Ohne jetzt eine Abstufung zu machen: Der russische Angriffskrieg auf die Ukraine, der 7. Oktober 2023 und Corona . Warum? Weil wir vielleicht unterschätzt haben, wie disruptiv die Pandemie für uns als Gesellschaft war. Wie sehr wir damals auch in die Rechte Einzelner eingegriffen haben. Dann natürlich die Rückkehr des Krieges auf unseren Kontinent. Und dann sicher der 7. Oktober, der Angriff der Hamas auf Israel. Ich kann mich genau erinnern. Es war ein Samstagmittag, als ich angerufen wurde und mir die Frage gestellt wurde: Wie gut sind Ihre Magennerven? Und dann wurden mir Videos und Fotos geschickt, die ich mein Leben lang nicht vergessen werde.

Ich habe einmal die KI gefragt: Was waren prägende Ereignisse von Alexander Schallenberg als Bundeskanzler, und sie spuckte die Impfpflicht 2022 aus. Zufrieden mit dem Ergebnis?
Ich hätte natürlich eine ganz andere Reihenfolge. Ich bin einen sehr deutlichen pro-transatlantischen Kurs gefahren. Ich hatte eine klare Linie im Hinblick auf den russischen Angriffskrieg. Genauso, wenn es um den Nahen Osten geht. Aber ich kann natürlich nachvollziehen, dass die Impfpflicht auch in dieser Liste aufscheint.

Hätte man das anders handhaben können?
Habe ich fehlerfrei agiert? Nein, kein Mensch ist fehlerfrei. Bei jeder Krise muss man als Regierung sofort handeln. Damals haben wir nach bestem Wissen und Gewissen so agiert. Mit dem heutigen Wissensstand würden wir völlig anders agieren.

Herausforderung Corona-Pandemie: Übergangs-Kanzler Schallenberg mit Gesundheitsminister Mückstein. (Bild: LEONHARD FOEGER)
Herausforderung Corona-Pandemie: Übergangs-Kanzler Schallenberg mit Gesundheitsminister Mückstein.

Worauf sind Sie besonders stolz in Ihrer Amtszeit?
Es liegt an anderen, das in Nachrufen zu beurteilen. Noch bin ich nicht gestorben. Als Bundeskanzler 2021 habe ich dafür gesorgt, dass die Regierung stabil weiter arbeitet. Als Außenminister habe ich die Nachbarschaftspolitik wiederbelebt. Es gab eine deutliche Intensivierung unserer Beziehungen mit den USA. Es waren die Außenminister Mike Pompeo und Antony Blinken hier und ich bei beiden in den USA. Und das innerhalb von fünf Jahren. Das ist außergewöhnlich für Österreich. Und an unserer Positionierung zu Antisemitismus und Israel gab es nichts zu deuten.

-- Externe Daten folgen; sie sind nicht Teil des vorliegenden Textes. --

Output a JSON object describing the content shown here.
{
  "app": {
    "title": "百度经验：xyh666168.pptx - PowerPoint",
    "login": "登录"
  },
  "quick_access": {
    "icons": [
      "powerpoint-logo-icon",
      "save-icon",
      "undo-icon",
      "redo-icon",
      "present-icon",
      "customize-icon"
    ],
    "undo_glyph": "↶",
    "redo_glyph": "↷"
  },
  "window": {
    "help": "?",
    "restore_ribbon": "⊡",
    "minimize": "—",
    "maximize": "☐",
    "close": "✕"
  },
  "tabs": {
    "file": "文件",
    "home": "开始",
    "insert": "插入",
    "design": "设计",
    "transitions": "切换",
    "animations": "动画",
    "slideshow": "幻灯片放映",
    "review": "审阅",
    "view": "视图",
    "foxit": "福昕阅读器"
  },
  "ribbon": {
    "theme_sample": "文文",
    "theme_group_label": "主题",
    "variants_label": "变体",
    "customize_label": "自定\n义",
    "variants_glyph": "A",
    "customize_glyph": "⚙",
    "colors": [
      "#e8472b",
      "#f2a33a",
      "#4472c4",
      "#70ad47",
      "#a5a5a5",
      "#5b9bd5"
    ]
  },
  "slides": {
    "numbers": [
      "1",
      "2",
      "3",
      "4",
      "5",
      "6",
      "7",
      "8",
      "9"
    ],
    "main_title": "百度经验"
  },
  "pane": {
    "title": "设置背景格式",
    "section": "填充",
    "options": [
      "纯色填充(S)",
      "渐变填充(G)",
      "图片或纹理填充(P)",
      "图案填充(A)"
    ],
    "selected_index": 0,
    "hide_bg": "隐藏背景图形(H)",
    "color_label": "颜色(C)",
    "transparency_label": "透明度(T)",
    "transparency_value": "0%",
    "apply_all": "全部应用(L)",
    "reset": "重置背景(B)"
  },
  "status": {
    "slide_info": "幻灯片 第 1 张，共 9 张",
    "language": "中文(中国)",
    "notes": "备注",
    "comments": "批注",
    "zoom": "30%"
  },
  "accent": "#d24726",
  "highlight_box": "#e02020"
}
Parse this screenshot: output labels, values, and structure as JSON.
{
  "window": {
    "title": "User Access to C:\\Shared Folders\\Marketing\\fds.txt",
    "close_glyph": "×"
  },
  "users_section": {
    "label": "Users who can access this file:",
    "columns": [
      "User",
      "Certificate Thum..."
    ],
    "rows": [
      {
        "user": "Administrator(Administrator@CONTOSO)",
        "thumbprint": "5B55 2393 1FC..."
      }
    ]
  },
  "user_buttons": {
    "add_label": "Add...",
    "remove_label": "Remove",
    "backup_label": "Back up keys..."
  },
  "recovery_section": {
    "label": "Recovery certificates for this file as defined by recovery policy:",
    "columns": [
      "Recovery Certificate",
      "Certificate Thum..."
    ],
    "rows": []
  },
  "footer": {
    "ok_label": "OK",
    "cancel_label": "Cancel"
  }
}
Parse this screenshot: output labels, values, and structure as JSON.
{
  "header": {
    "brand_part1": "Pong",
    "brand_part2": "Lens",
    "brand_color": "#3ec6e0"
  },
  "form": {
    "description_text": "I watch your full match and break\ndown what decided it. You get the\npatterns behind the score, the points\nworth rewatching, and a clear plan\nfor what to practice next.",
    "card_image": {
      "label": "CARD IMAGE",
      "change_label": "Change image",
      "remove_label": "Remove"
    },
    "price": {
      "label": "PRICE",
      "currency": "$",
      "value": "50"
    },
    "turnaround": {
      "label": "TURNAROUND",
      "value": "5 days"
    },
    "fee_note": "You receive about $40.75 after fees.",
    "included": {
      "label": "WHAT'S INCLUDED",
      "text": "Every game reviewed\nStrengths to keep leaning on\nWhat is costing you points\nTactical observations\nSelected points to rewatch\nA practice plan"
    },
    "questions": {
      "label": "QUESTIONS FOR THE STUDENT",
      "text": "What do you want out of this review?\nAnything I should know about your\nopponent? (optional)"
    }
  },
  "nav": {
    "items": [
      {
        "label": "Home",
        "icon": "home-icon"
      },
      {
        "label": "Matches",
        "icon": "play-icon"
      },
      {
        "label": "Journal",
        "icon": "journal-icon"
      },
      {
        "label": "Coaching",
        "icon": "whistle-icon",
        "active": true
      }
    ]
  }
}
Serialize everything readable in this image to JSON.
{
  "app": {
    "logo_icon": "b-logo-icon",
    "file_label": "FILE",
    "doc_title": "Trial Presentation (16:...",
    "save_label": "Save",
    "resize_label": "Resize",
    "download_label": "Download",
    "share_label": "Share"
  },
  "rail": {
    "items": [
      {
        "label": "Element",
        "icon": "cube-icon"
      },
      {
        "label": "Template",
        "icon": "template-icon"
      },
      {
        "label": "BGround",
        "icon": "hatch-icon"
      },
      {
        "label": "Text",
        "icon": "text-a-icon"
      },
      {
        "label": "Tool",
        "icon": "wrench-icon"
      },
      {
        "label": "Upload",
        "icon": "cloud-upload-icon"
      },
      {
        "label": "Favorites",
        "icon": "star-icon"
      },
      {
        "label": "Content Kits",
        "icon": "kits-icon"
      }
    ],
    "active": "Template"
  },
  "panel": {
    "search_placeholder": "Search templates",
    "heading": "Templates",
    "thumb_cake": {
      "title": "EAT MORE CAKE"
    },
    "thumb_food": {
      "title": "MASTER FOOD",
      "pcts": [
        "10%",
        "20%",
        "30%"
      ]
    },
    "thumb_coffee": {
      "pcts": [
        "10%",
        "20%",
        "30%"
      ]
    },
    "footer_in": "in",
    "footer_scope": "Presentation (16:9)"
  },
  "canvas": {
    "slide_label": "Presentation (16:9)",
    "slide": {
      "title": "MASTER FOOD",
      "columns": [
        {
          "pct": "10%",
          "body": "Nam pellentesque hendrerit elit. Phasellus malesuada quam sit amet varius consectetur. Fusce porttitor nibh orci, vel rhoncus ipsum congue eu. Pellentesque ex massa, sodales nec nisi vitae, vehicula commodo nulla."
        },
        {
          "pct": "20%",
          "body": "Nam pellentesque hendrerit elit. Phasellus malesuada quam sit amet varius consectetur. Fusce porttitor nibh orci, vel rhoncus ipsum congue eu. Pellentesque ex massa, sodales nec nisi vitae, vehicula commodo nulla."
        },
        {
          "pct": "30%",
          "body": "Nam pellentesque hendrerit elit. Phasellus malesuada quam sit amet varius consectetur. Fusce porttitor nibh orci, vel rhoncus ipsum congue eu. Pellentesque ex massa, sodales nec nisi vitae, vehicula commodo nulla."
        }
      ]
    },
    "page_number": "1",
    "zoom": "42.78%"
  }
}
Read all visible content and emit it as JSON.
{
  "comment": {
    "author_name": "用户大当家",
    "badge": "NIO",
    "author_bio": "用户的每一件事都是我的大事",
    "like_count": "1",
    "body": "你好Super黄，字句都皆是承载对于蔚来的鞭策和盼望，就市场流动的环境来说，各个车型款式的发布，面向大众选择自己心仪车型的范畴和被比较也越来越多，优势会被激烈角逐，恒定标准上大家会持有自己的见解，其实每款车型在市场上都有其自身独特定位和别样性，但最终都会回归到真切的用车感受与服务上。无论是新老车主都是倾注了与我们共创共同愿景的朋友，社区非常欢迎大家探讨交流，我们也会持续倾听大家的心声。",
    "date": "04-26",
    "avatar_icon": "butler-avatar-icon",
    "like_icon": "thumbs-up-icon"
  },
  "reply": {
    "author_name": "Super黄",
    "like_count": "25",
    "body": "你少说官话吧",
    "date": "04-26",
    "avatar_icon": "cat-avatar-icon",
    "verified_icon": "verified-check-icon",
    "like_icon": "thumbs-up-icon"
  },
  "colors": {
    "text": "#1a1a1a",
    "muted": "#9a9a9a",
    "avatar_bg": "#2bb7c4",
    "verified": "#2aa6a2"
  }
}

Außenminister Schallenberg bei Amtskollege Antony Blinken in Washington (Bild: Michael Gruber)
Außenminister Schallenberg bei Amtskollege Antony Blinken in Washington

Mit wem war die Zusammenarbeit besonders schwierig?
Es menschelt überall. Und das ist ja auch das Schöne. Man glaubt immer, das sind Apparatesysteme. Es funktioniert manchmal, weil zwei Menschen einander riechen können.

Kann man denn tatsächlich Freundschaften schließen?
Es gibt einige Menschen, die ich besonders schätze. Die Außenminister aus Jordanien, Saudi Arabiens oder Indien. Ich denke auch an Xavier Bettel, den Luxemburger. Oder Ivan Korcok aus der Slowakei. Am Opernball ist der ehemalige ägyptische Außenminister da gewesen. Und ich habe mich wirklich gefreut, ihn wiederzusehen.

Wird es ein Comeback in der Politik geben?
Momentan lege ich alle politischen Ämter zurück. Das Schöne am Menschenleben ist: Wir kennen unsere Zukunft nicht.

Schallenberg beim Interview mit „Krone“-Außenpolitik-Redakteur Clemens Zavarsky (Bild: Jöchl Martin)
Schallenberg beim Interview mit „Krone“-Außenpolitik-Redakteur Clemens Zavarsky

Gibt es irgendeinen Höhepunkt, an den Sie besonders gern denken?
Es sind viele Bilder, die einen eigentlich ein Leben lang begleiten. Und ich bedauere, dass ich nicht alles machen konnte, was ich hätte machen wollen. Auch mein Tag hatte nur 24 Stunden. Aber auch der meines Teams. Dass sie immer für mich da waren, weiß ich enorm zu schätzen.